Most of that problem comes from when Congress passed TSCA in 1976, the law grandfathered in all of the chemicals in use at that time—62,000 in all. All of these chemicals were assumed to be safe without any evidence. Since the 1970s, 22,000 more chemicals have been added to EPA’s list of registered industrial chemicals. EPA encourages companies to turn in any studies they have on the chemicals they want to begin to manufacture. But, unlike the chemical policies of other countries, TSCA does not give EPA the power to require that studies be done. The result of this weak chemicals policy is that 67% of Pre-Manufacture Notices (PMNs) contain no test data, and 85% of PMNs contain no health data.

In May, 2011, the BlueGreen Alliance released a study that showed that TSCA reform can support job creation in the U.S. chemical industry while protecting public health and the environment. The study, produced by the Political Economy Research Institute and commissioned by the BlueGreen Alliance, shows that innovation in sustainable chemistry can reverse the industry’s job shedding trend in a market that increasingly requires cleaner, safer production.

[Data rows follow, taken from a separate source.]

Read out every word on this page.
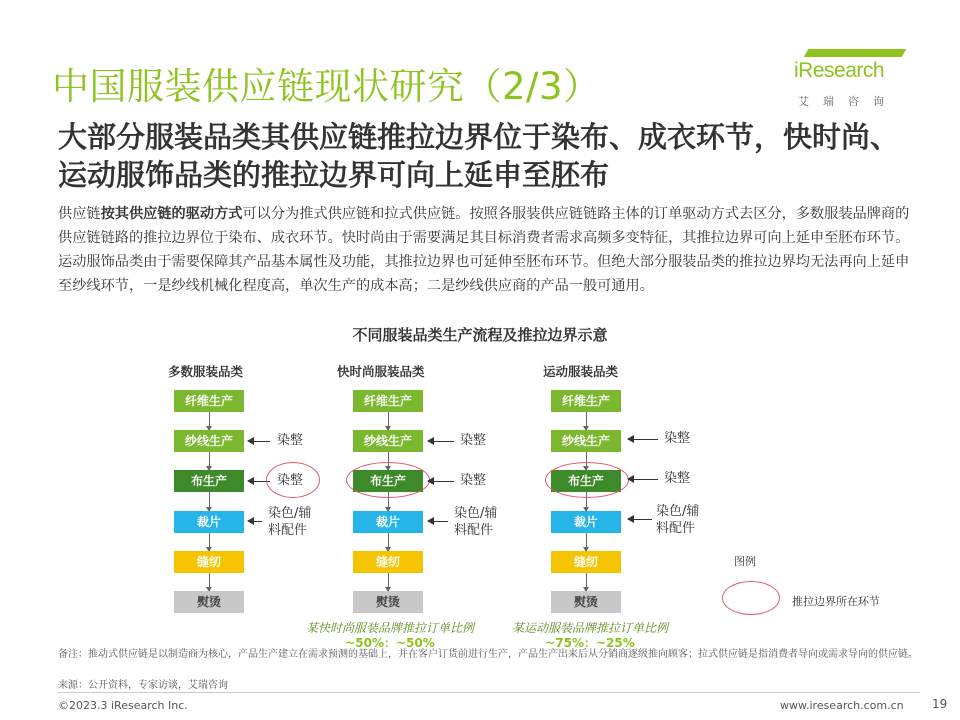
中国服装供应链现状研究（2/3）	iResearch
艾瑞咨询
大部分服装品类其供应链推拉边界位于染布、成衣环节，快时尚、运动服饰品类的推拉边界可向上延申至胚布
供应链按其供应链的驱动方式可以分为推式供应链和拉式供应链。按照各服装供应链链路主体的订单驱动方式去区分，多数服装品牌商的供应链链路的推拉边界位于染布、成衣环节。快时尚由于需要满足其目标消费者需求高频多变特征，其推拉边界可向上延申至胚布环节。运动服饰品类由于需要保障其产品基本属性及功能，其推拉边界也可延伸至胚布环节。但绝大部分服装品类的推拉边界均无法再向上延申至纱线环节，一是纱线机械化程度高，单次生产的成本高；二是纱线供应商的产品一般可通用。
不同服装品类生产流程及推拉边界示意
多数服装品类	快时尚服装品类	运动服装品类
纤维生产
纱线生产
布生产
裁片
缝纫
熨烫
染整
染整
染色/辅料配件
纤维生产
纱线生产
布生产
裁片
缝纫
熨烫
染整
染整
染色/辅料配件
某快时尚服装品牌推拉订单比例
~50%：~50%
纤维生产
纱线生产
布生产
裁片
缝纫
熨烫
染整
染整
染色/辅料配件
某运动服装品牌推拉订单比例
~75%：~25%
图例
推拉边界所在环节
备注：推动式供应链是以制造商为核心，产品生产建立在需求预测的基础上，并在客户订货前进行生产，产品生产出来后从分销商逐级推向顾客；拉式供应链是指消费者导向或需求导向的供应链。
来源：公开资料，专家访谈，艾瑞咨询
©2023.3 iResearch Inc.	www.iresearch.com.cn 19
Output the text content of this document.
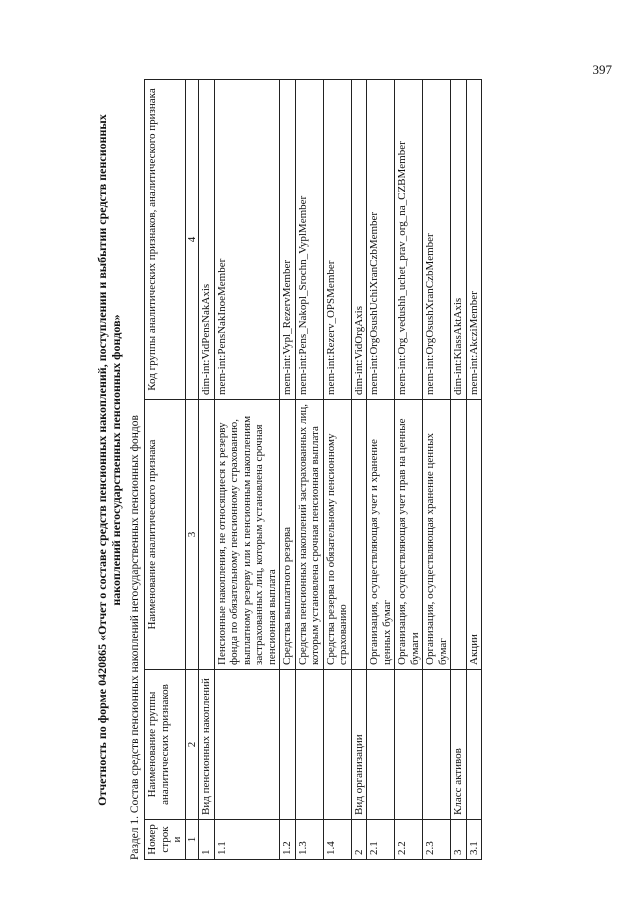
397
Отчетность по форме 0420865 «Отчет о составе средств пенсионных накоплений, поступлении и выбытии средств пенсионных накоплений негосударственных пенсионных фондов» Раздел 1. Состав средств пенсионных накоплений негосударственных пенсионных фондов Номер строки	Наименование группы аналитических признаков	Наименование аналитического признака	Код группы аналитических признаков, аналитического признака
1	2	3	4
1	Вид пенсионных накоплений		dim-int:VidPensNakAxis
1.1		Пенсионные накопления, не относящиеся к резерву фонда по обязательному пенсионному страхованию, выплатному резерву или к пенсионным накоплениям застрахованных лиц, которым установлена срочная пенсионная выплата	mem-int:PensNakInoeMember
1.2		Средства выплатного резерва	mem-int:Vypl_RezervMember
1.3		Средства пенсионных накоплений застрахованных лиц, которым установлена срочная пенсионная выплата	mem-int:Pens_Nakopl_Srochn_VyplMember
1.4		Средства резерва по обязательному пенсионному страхованию	mem-int:Rezerv_OPSMember
2	Вид организации		dim-int:VidOrgAxis
2.1		Организация, осуществляющая учет и хранение ценных бумаг	mem-int:OrgOsushUchiXranCzbMember
2.2		Организация, осуществляющая учет прав на ценные бумаги	mem-int:Org_vedushh_uchet_prav_org_na_CZBMember
2.3		Организация, осуществляющая хранение ценных бумаг	mem-int:OrgOsushXranCzbMember
3	Класс активов		dim-int:KlassAktAxis
3.1		Акции	mem-int:AkcziMember
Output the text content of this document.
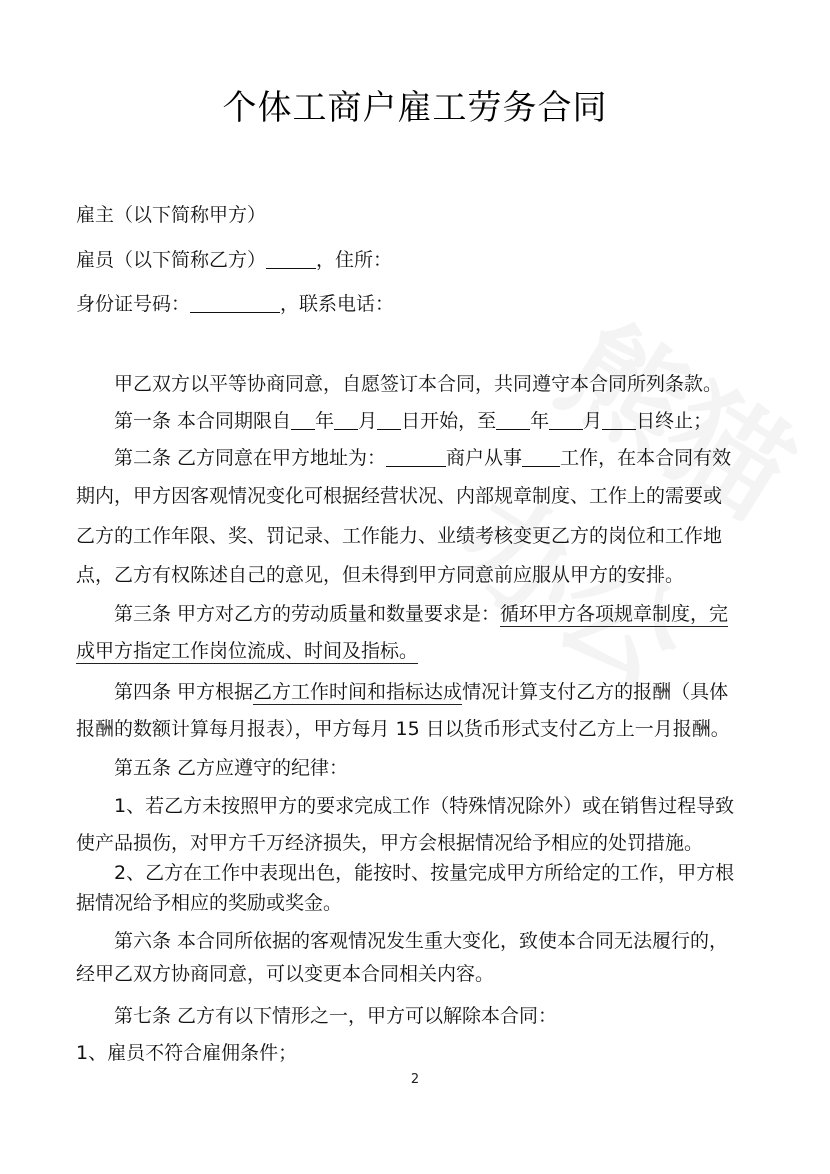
个体工商户雇工劳务合同
雇主（以下简称甲方）
雇员（以下简称乙方）	，住所：
身份证号码：	，联系电话：
甲乙双方以平等协商同意，自愿签订本合同，共同遵守本合同所列条款。
第一条 本合同期限自 年 月 日开始，至 年 月 日终止；
第二条 乙方同意在甲方地址为：	商户从事 工作，在本合同有效
期内，甲方因客观情况变化可根据经营状况、内部规章制度、工作上的需要或
乙方的工作年限、奖、罚记录、工作能力、业绩考核变更乙方的岗位和工作地
点，乙方有权陈述自己的意见，但未得到甲方同意前应服从甲方的安排。
第三条 甲方对乙方的劳动质量和数量要求是：循环甲方各项规章制度，完
成甲方指定工作岗位流成、时间及指标。
第四条 甲方根据乙方工作时间和指标达成情况计算支付乙方的报酬（具体
报酬的数额计算每月报表），甲方每月 15 日以货币形式支付乙方上一月报酬。
第五条 乙方应遵守的纪律：
1、若乙方未按照甲方的要求完成工作（特殊情况除外）或在销售过程导致
使产品损伤，对甲方千万经济损失，甲方会根据情况给予相应的处罚措施。
2、乙方在工作中表现出色，能按时、按量完成甲方所给定的工作，甲方根
据情况给予相应的奖励或奖金。
第六条 本合同所依据的客观情况发生重大变化，致使本合同无法履行的，
经甲乙双方协商同意，可以变更本合同相关内容。
第七条 乙方有以下情形之一，甲方可以解除本合同：
1、雇员不符合雇佣条件；
2
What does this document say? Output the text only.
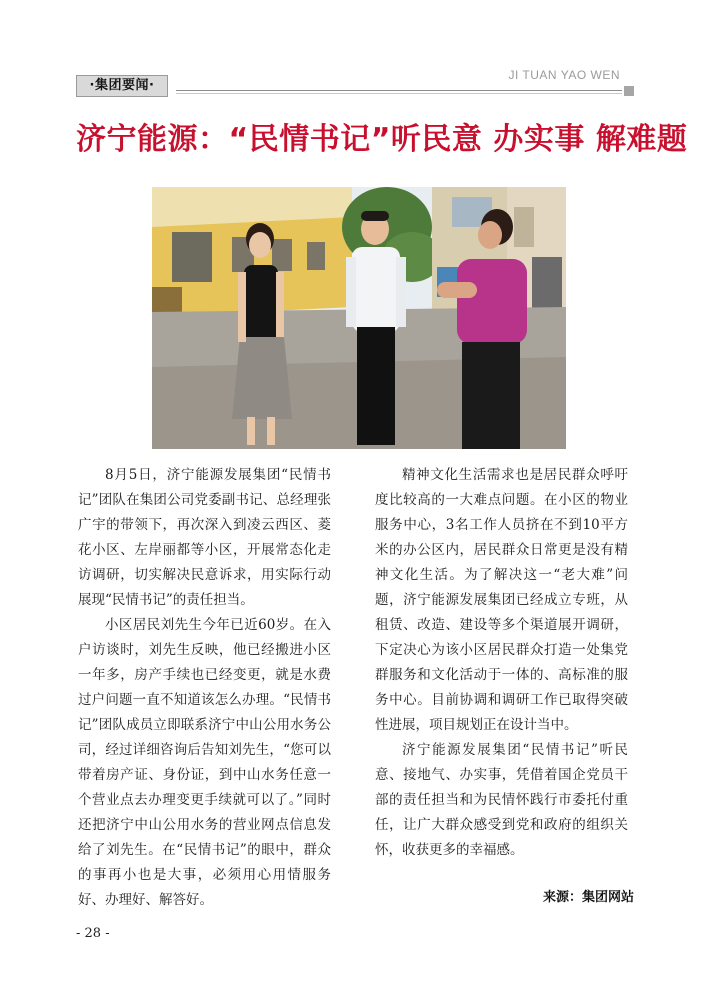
·集团要闻·
JI TUAN YAO WEN
济宁能源：“民情书记”听民意 办实事 解难题

8月5日，济宁能源发展集团“民情书记”团队在集团公司党委副书记、总经理张广宇的带领下，再次深入到凌云西区、菱花小区、左岸丽都等小区，开展常态化走访调研，切实解决民意诉求，用实际行动展现“民情书记”的责任担当。

小区居民刘先生今年已近60岁。在入户访谈时，刘先生反映，他已经搬进小区一年多，房产手续也已经变更，就是水费过户问题一直不知道该怎么办理。“民情书记”团队成员立即联系济宁中山公用水务公司，经过详细咨询后告知刘先生，“您可以带着房产证、身份证，到中山水务任意一个营业点去办理变更手续就可以了。”同时还把济宁中山公用水务的营业网点信息发给了刘先生。在“民情书记”的眼中，群众的事再小也是大事，必须用心用情服务好、办理好、解答好。

精神文化生活需求也是居民群众呼吁度比较高的一大难点问题。在小区的物业服务中心，3名工作人员挤在不到10平方米的办公区内，居民群众日常更是没有精神文化生活。为了解决这一“老大难”问题，济宁能源发展集团已经成立专班，从租赁、改造、建设等多个渠道展开调研，下定决心为该小区居民群众打造一处集党群服务和文化活动于一体的、高标准的服务中心。目前协调和调研工作已取得突破性进展，项目规划正在设计当中。

济宁能源发展集团“民情书记”听民意、接地气、办实事，凭借着国企党员干部的责任担当和为民情怀践行市委托付重任，让广大群众感受到党和政府的组织关怀，收获更多的幸福感。

来源：集团网站
- 28 -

This report titled The Economic Benefits of a Green Chemical Industry in the United States: Renewing Manufacturing Jobs While Protecting Health and the Environment demonstrates that the U.S. chemical industry shed 300,000 jobs since 1992, despite production increasing by 4 percent per year. Under the current scenario, the industry stands to lose an additional 230,000 jobs in the next 20 years. But contrary to arguments that chemical policy reform will cost jobs and stifle innovation, the report demonstrates that innovation in sustainable chemistry presents new opportunities to reverse the job shedding trend. For example, if 20 percent of current production were to shift from petrochemical-based plastics to bio-based plastics, 104,000 additional jobs could be created in the U.S. economy.